In de schaduw van de Sint Walburgiskerk ligt het Hof van Heeckeren. Door een schelpenpoortje kom je via de tuin de Musea Zutphen binnen. Musea?.. ja want je krijgt er twee voor de prijs van een. Ik bekeek echter alleen de vaste presentatie in het Stedelijk Museum Zutphen en heb het Museum Henriette Polak links laten liggen.
In de donkere kelder liggen de archeologische vondsten en word je meegenomen in het Zutphense verhaal van Neatherthaler tot Graaf Everhard van Hamaland. Jammer van de slechte verlichting en moeilijk leesbare tekstbordjes, maar goed… mensen uit die tijd zijn vooral botjes en schedels en daaromheen is toch een heuse crime scene uit het jaar 882 te onderzoeken.

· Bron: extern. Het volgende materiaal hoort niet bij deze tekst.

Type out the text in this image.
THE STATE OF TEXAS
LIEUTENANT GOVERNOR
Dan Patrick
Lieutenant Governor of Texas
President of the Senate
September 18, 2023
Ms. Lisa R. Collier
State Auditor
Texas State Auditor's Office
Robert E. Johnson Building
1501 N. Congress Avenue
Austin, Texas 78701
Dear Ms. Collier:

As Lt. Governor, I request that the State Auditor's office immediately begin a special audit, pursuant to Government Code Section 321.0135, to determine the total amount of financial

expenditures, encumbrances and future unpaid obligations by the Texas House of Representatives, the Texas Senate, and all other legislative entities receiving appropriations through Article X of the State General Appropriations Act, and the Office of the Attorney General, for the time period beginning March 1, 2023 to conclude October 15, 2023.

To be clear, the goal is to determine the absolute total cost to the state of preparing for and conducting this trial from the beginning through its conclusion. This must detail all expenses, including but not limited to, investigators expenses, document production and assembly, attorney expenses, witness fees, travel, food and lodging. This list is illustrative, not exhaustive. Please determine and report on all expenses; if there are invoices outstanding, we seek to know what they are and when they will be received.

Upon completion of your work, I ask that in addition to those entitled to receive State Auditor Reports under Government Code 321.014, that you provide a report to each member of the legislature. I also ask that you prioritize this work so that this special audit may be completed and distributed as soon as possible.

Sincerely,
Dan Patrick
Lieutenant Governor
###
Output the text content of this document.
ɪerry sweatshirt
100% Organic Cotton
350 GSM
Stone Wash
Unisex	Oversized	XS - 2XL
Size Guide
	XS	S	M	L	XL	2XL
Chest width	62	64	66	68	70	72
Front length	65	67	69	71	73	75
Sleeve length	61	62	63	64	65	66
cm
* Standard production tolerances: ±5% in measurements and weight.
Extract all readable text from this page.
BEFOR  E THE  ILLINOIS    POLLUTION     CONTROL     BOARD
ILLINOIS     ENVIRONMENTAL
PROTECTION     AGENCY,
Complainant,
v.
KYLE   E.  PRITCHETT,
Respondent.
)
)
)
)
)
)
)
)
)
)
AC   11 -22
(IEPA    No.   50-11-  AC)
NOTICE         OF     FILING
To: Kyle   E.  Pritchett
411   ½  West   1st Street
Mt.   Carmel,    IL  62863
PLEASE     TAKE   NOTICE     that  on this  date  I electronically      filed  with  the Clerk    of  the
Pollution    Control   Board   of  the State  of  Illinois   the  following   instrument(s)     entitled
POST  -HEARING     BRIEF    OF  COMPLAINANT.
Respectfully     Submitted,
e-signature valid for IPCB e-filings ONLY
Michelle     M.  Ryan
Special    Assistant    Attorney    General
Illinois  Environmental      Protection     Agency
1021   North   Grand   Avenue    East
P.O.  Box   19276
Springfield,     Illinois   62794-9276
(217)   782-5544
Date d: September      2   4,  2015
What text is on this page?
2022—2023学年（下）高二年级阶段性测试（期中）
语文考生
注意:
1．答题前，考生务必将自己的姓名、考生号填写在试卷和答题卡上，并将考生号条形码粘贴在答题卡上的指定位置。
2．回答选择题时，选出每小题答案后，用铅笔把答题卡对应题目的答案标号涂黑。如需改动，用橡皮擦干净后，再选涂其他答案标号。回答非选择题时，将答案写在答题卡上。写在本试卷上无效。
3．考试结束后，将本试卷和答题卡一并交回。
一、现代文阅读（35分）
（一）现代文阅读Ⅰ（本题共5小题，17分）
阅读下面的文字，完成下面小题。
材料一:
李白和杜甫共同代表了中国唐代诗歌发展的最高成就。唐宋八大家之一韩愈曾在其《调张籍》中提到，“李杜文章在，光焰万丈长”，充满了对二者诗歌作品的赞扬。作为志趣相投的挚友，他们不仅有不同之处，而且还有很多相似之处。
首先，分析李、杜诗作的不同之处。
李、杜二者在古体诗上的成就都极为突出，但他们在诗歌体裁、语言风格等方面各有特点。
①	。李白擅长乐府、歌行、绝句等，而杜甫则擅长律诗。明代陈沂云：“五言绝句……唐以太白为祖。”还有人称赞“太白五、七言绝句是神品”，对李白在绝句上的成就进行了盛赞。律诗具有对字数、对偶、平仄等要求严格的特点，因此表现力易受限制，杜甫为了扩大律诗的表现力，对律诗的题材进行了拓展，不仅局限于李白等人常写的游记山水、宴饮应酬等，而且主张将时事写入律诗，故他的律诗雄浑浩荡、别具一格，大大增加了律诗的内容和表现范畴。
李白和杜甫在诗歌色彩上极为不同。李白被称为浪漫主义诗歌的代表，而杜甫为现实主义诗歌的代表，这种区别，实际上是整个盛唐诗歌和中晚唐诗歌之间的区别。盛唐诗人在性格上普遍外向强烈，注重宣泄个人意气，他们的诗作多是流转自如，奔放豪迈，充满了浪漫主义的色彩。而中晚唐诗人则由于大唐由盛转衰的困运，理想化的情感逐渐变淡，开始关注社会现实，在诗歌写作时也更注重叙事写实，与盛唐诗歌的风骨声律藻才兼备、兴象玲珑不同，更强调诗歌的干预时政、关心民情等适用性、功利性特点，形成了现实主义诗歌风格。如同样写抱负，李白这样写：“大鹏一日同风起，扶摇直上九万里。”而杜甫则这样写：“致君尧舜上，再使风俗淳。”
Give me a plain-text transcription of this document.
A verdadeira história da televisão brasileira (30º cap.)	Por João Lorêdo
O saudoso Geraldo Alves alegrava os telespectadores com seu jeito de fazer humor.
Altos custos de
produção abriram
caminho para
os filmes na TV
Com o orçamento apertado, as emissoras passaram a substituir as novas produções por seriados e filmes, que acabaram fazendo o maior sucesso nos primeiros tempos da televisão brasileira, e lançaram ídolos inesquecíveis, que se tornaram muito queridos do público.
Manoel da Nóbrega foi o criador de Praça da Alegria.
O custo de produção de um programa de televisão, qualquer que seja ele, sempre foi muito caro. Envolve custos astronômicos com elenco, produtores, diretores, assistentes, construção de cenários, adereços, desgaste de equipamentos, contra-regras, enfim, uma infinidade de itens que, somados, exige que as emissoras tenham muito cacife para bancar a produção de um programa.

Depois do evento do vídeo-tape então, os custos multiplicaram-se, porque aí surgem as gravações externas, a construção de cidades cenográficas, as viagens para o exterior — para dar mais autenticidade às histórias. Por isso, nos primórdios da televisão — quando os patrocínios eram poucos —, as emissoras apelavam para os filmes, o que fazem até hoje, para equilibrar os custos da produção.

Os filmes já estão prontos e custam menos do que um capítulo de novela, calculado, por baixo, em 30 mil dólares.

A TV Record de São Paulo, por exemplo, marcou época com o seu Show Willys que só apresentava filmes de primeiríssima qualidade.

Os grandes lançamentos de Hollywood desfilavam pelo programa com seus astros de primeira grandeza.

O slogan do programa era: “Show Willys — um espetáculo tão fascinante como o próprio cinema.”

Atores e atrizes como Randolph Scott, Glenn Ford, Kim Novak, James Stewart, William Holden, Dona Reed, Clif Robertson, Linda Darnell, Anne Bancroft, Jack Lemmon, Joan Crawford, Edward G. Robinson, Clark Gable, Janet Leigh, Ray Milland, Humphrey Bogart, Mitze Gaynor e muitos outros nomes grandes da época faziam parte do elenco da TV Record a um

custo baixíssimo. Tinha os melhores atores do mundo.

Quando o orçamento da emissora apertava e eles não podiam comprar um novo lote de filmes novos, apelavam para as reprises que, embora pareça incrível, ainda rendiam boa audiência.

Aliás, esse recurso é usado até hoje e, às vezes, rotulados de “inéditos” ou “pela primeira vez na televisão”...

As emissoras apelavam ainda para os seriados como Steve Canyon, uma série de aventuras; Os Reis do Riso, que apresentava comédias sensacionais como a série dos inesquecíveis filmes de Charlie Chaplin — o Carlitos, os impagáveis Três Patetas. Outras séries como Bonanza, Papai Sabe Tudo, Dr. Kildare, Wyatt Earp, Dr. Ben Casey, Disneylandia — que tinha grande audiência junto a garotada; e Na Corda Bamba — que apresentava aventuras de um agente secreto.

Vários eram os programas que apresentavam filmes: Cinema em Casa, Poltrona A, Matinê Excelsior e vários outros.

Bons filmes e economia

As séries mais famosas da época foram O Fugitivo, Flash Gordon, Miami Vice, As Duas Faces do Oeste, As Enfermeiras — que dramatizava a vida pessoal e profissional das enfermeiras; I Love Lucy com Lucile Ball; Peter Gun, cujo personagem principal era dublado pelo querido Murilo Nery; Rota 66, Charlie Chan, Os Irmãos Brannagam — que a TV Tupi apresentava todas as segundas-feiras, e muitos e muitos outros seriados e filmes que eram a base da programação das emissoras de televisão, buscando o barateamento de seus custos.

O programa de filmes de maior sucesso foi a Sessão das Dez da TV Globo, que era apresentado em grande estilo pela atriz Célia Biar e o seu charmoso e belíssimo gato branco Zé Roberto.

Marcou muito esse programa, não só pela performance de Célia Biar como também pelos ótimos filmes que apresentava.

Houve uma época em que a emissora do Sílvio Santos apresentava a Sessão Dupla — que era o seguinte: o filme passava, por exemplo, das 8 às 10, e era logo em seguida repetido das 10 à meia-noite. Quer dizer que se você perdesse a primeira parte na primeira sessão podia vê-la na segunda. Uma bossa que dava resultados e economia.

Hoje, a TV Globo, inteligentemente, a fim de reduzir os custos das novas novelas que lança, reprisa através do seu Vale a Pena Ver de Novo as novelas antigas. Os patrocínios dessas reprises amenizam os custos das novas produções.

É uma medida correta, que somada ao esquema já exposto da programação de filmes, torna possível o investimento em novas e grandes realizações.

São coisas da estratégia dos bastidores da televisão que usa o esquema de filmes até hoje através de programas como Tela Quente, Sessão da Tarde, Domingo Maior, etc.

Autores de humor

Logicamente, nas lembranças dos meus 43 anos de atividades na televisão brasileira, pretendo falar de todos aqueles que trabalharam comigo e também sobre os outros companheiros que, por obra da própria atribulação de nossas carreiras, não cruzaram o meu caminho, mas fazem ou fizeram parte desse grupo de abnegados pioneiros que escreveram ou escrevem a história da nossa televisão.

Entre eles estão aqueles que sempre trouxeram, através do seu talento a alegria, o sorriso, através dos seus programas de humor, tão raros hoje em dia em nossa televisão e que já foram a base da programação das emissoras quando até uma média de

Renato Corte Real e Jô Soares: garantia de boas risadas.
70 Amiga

Op de begane grond word je in vier zalen langs vier thema’s geleid, die heel ingenieus vervlochten zijn met een periode uit de geschiedenis van Zutphen. Ooit een Hanzestad met de bloeitijd in de late Middeleeuwen en groter dan 010 en 020, zoals trots wordt vermeld, maar uiteindelijk regionaal gebleven. Zutphen was vooral een stad voor de adel. De industrie heeft zich er nauwelijks ontwikkeld. Vandaar misschien dat Hendrik Jan de Tuinman als icoon van bedrijvigheid wordt getoond.
Een prima presentatie, hoewel het erg jammer is dat de allereerste foto in Nederland in 1839 in Zutphen gemaakt, wel wordt vermeld, maar niet wordt getoond. Een gevalletje ‘blij met een dooie mus’. Topstuk daarentegen is het takje met oranje strikje van de in 1942 gevelde Wilhelmina Linde. Een lafhartige daad.
Ik bezocht dit museum op zaterdag 7 oktober 2022.